FaCD Online Syndrome Fact Sheet

Last updated: 01 Sep 2008

Name: Breast Cancer, Multiple Primary Malignancies in Patients with

Tumor features

breast cancer
endometrial cancer
lung/bronchial cancer
malignant fibrous histiocytoma
non-Hodgkin lymphoma
thyroid cancer

Tumor features (possible)

colon cancer
esophageal cancer
gastric cancer
melanoma, cutaneous
renal cell cancer


A range of tumors have been reported to occur in excess in breast cancer patients: ovarian cancer[1-3], thyroid cancer[1;4], non-Hodgkin lymphoma (increased risk after chemotherapy)[1], lung cancer (increased risk after radiotherapy[5;6] and breast cancer diagnosis before age 50[3]), bone sarcomas and soft tissue sarcomas (following radiotherapy[7]) and endometrial cancer (after tamoxifen therapy[2;8], also true for treatment after DCIS[9]). A wide range of other tumors have been reported as well[2,10]: leukemia, renal cancer, melanoma, esophagus, stomach, colon, rectum, bladder cancers, and acute myeloid leukemia (AML)[ see reference 10 for discussion of effect on tumor type by type of breast cancer treatment). Evans et al.[3] observed significantly elevated risks for 9 cancer sites in women diagnosed with breast cancer before age 50: esophagus, stomach, lung, bone, connective tissue, breast, corpus uteri, ovary and myeloid leukemia, whereas only corpus uteri and myeloid leukemia were increased in women diagnosed after age 49.
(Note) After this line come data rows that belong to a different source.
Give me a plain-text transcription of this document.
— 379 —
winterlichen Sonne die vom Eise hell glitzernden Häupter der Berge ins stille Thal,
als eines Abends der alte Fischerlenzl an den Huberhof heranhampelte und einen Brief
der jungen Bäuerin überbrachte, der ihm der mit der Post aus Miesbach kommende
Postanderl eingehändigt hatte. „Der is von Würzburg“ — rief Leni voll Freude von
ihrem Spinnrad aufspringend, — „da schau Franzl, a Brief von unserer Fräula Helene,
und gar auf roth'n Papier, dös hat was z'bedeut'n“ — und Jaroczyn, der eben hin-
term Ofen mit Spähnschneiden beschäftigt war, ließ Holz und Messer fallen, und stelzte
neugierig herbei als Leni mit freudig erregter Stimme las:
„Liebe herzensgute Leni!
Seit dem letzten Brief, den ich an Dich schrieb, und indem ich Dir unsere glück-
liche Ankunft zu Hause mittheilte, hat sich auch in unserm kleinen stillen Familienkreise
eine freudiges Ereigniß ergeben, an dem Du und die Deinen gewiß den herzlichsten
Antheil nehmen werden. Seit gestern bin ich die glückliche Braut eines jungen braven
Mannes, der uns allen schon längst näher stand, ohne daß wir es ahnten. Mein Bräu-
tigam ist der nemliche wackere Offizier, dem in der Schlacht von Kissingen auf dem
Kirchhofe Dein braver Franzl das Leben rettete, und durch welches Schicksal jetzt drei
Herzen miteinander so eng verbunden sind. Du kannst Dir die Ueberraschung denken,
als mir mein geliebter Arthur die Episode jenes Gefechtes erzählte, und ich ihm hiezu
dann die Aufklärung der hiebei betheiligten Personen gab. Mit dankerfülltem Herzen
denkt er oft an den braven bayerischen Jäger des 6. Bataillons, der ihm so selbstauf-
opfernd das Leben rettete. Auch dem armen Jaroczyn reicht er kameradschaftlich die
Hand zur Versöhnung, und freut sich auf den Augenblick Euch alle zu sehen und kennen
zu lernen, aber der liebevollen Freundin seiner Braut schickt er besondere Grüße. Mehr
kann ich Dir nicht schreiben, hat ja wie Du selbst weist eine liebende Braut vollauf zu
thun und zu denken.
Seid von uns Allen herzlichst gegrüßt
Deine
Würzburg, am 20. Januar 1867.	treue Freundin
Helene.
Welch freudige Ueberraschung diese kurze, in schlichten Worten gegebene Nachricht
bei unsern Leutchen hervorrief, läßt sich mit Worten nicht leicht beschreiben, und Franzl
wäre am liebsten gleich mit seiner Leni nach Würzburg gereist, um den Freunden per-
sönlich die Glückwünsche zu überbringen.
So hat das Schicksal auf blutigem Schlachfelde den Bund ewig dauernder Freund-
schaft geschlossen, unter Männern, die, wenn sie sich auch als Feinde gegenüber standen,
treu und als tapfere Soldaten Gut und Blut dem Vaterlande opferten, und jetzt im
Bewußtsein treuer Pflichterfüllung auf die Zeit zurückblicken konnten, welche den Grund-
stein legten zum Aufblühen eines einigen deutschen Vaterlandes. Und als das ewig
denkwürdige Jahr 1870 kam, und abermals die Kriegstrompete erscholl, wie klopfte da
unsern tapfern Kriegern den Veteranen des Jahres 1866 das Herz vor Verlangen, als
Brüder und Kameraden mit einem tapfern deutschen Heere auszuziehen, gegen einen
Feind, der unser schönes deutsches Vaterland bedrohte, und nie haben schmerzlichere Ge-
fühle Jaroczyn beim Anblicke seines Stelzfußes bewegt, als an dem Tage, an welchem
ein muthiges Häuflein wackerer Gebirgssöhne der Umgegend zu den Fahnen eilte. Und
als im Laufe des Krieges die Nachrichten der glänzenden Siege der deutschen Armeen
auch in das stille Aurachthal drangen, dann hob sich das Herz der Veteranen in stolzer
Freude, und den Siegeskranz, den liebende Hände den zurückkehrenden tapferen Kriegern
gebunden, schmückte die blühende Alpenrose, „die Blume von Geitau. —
General aspects to consider with respect to multiple primary tumors:
- Shared genetic (immune response, metabolic/hormonal/DNA-repair pathways) or non-genetic (chemical carcinogens, radiation, viruses, life-style) risk factors
- Therapy (radiation, chemotherapy, hormonal,...) related effects
- Possible bias because of increased surveillance and autopsy findings.


[1] Tanaka H, Tsukuma H, Koyama H, Kinoshita Y, Kinoshita N, Oshima A. Second primary cancers following breast cancer in the Japanese female population. Jpn J Cancer Res 2001; 92(1):1-8.
[2] Rubino C, De Vathaire F, Diallo I, Shamsaldin A, Le MG. Increased risk of second cancers following breast cancer: role of the initial treatment. Breast Cancer Res Treat 2000; 61(3):183-195.
[3] Evans HS, Lewis CM, Robinson D, Bell CMJ, Moller H, Hodgson SV. Incidence of multiple primary cancers in a cohort of women diagnosed with breast cancer in southeast England. British Journal of Cancer 2001; 84(3):435-440.
[4] Li CI, Rossing MA, Voigt LF, Daling JR. Multiple primary breast and thyroid cancers: role of age at diagnosis and cancer treatments (United States). Cancer Causes Control 2000; 11(9):805-811.
[5] Inskip PD, Stovall M, Flannery JT. Lung cancer risk and radiation dose among women treated for breast cancer [see comments]. J Natl Cancer Inst 1994; 86(13):983-988.
[6] Zablotska LB, Neugut AI. Lung carcinoma after radiation therapy in women treated with lumpectomy or mastectomy for primary breast carcinoma. Cancer 2003; 97(6):1404-1411.
[7] Pendlebury SC, Bilous M, Langlands AO. Sarcomas following radiation therapy for breast cancer: A report of three cases and a review of the literature. Int J Radiat Oncol Biol Phys 1995; 31:405-410.
[8] Matsuyama Y, Tominaga T, Nomura Y, Koyama H, Kimura M, Sano M, Miura S, Takashima S, Mitsuyama S, Ueo H, Ohashi Y. Second cancers after adjuvant tamoxifen therapy for breast cancer in Japan. Ann Oncol 2000; 11(12):1537-1543.
[9] Robinson D, Holmberg L, Møller H. The occurrence of invasive cancers following a diagnosis of breast carcinoma in situ. British journal of cancer 2008; 99(4):611-5.
[10] Schaapveld M, Visser O, Louwman MJ, de Vries EG, Willemse PH, Otter R, van der Graaf WT, Coebergh JW, van Leeuwen FE. Risk of new primary nonbreast cancers after breast cancer treatment: a Dutch population-based study. Journal of clinical oncology 2008; 26(8):1239-46.